Wednesday, March 10, 2021

Remembering Vasant Kaka!

It was 1980 or early 1981. I was a year into my job as a journalist at the Times Of India group in Mumbai. All through my school life I had idolised some of my teachers who happened to be Bengali. Their excellence in teaching, their simple lifestyle, and their starched white sarees with different borders, all of it made a deep impression on my young mind. Later, my love for all things Bengali (except fish--I am a vegetarian--), and whatever I had read and heard about Shantiniketan made me want to go there and see for myself the extraordinary institution founded by Gurudev Rabindranath Tagore .

I had known noted author, actor, orator Vasant Potdar--Vasant Kaka as we used to call him--since I was a child. He was a close friend of my father, and would visit our house whenever he was in Indore. Every visit of his was like a breath of fresh air, and the stories he used to tell would open windows to a new world for us. I used to be fascinated by his towering personality, his booming voice, and above all the wondrous accounts of his life that he would share with us. I was a mere schoolgirl with hardly any exposure to the outside world.
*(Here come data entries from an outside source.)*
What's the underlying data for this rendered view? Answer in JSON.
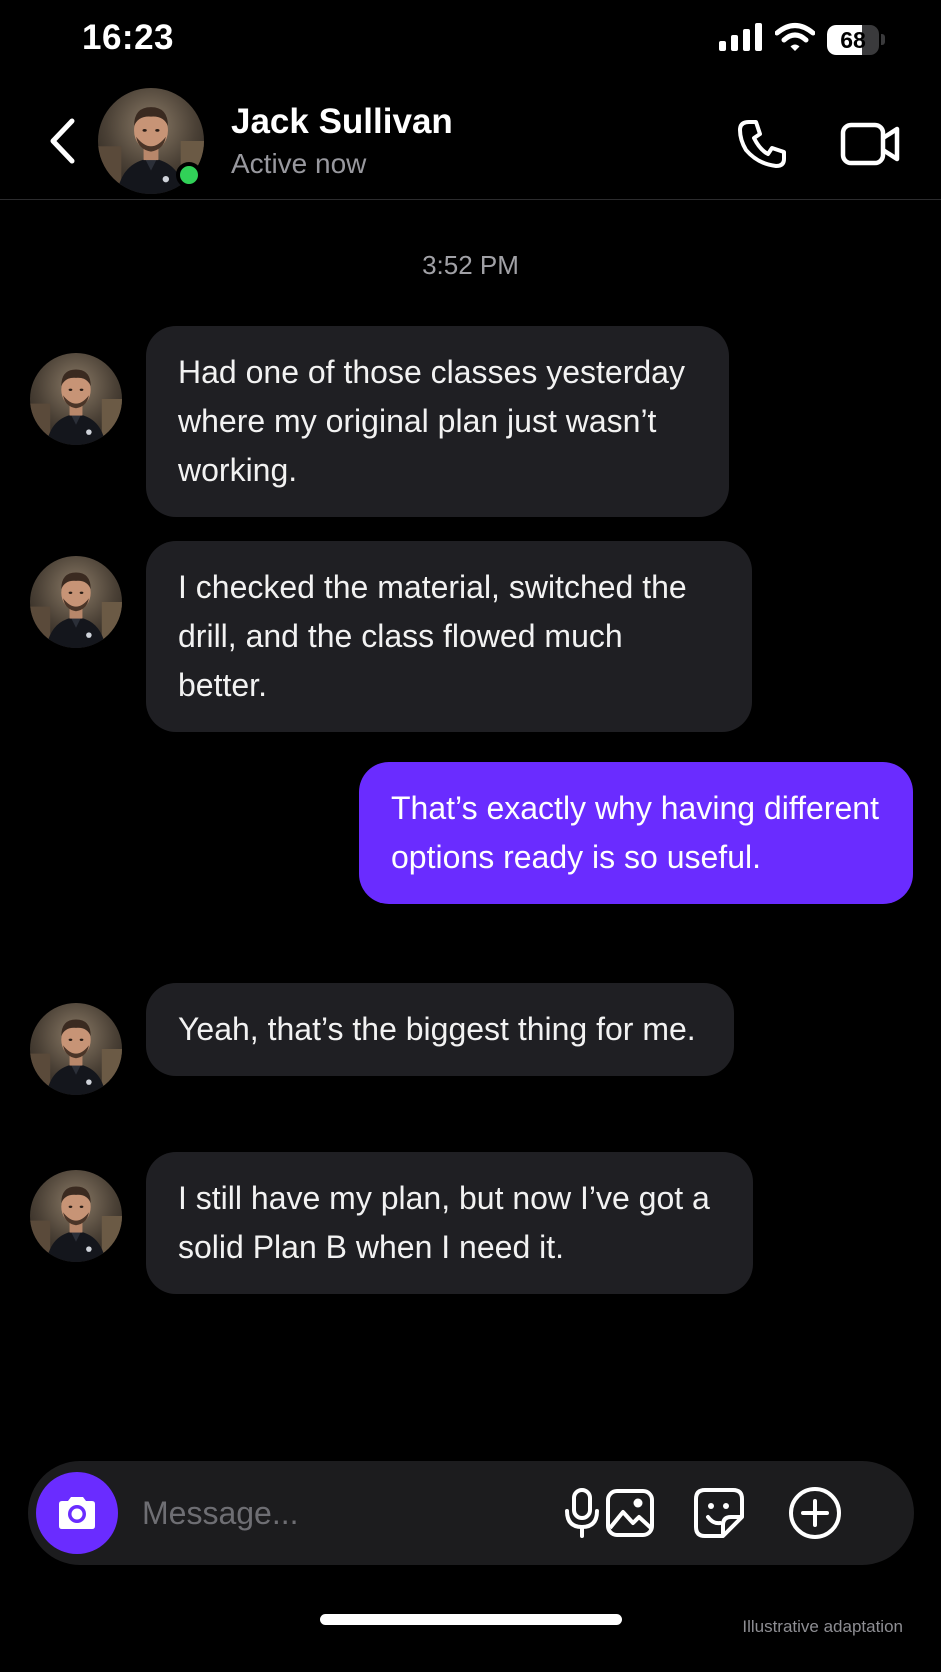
{
  "status_bar": {
    "time": "16:23",
    "battery": "68",
    "battery_level": 0.68
  },
  "header": {
    "contact_name": "Jack Sullivan",
    "contact_status": "Active now",
    "presence_color": "#31d158"
  },
  "conversation": {
    "timestamp": "3:52 PM",
    "messages": [
      {
        "direction": "incoming",
        "text": "Had one of those classes yesterday where my original plan just wasn’t working."
      },
      {
        "direction": "incoming",
        "text": "I checked the material, switched the drill, and the class flowed much better."
      },
      {
        "direction": "outgoing",
        "text": "That’s exactly why having different options ready is so useful."
      },
      {
        "direction": "incoming",
        "text": "Yeah, that’s the biggest thing for me."
      },
      {
        "direction": "incoming",
        "text": "I still have my plan, but now I’ve got a solid Plan B when I need it."
      }
    ]
  },
  "composer": {
    "placeholder": "Message...",
    "icons": [
      "camera-icon",
      "microphone-icon",
      "image-icon",
      "sticker-icon",
      "plus-circle-icon"
    ]
  },
  "colors": {
    "accent": "#6a2cff",
    "incoming_bubble": "#1f1f23",
    "background": "#000000"
  },
  "footer": {
    "watermark": "Illustrative adaptation"
  }
}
It was long before the internet era, and we had very limited access to information. Vasant Kaka had been living in Kolkata (Calcutta in those days) for a long time, had mastered Bangla, and used to write for Bengali newspapers and magazines. He also performed several of his one-act plays in Bangla. He knew many writers, actors, artists, singers, musicians etc from close quarters. His rich experiences acquired from years of travelling made him a rare storehouse of amazing anecdotes that he used to narrate in his inimitable style.

He also possessed a great ability to spot a spark of talent in somebody when he saw one. He would then encourage the person to pursue it, and would help him or her in whichever way possible. I loved to pen short stories and was really an amateur. But he would always ask me if I had written anything new, would go through it, would appreciate my efforts, and would give me useful tips on how to improve on it. All this helped me build a good rapport with him.

So no wonder, when I thought of realising my dream of visiting Shantiniketan from Mumbai, Vasant Kaka's name was the first to come to my mind. He was in Kolkata, and he welcomed the idea of my visit. We planned the whole trip by exchanging letters, and one fine day, I was on my way to Kolkata in a coach of the Gitanjali Express. No phones, no messages in those days! Vasant Kaka was at the Howrah station to pick me up.

I did not have a camera, and I have no pictures from the trip. He took me to Shantiniketan as promised. He showed me around giving background information about various places. The serene campus of the Visva-Bharati, its greenery resplendent against the red soil, the beautiful art and sculpture at the Kala Bhavana and all around the campus, the simple yet elegant houses where Gurudev lived, all of it was simply out of this world. It was an exhilarating experience for me. I can recall very sketchy details of the trip. If I were to make that trip today, I would have written a series of blog posts on it, and it would have stayed fresh in my memory years later! All I remember is that Vasant Kaka took very good care of me. I owe my first trip to Shantiniketan entirely to him, and will forever be grateful to him for that. It was a brief visit focused on Shantiniketan, and so we didn't really have time for most of the usual places of interest in Kolkata.

A small tidbit of memory from the trip: Vasant Kaka was friends with Surendra Pratap Singh and M J Akbar, the stars of Ananda Bazar Patrika's Ravivar and Sunday respectively. I had tagged along with him to a party at Akbar's home, where among other people SP Singh was also present. Years later, he would sit in an editor's cabin across the hall from my desk in the office of the NavBharat Times, New Delhi!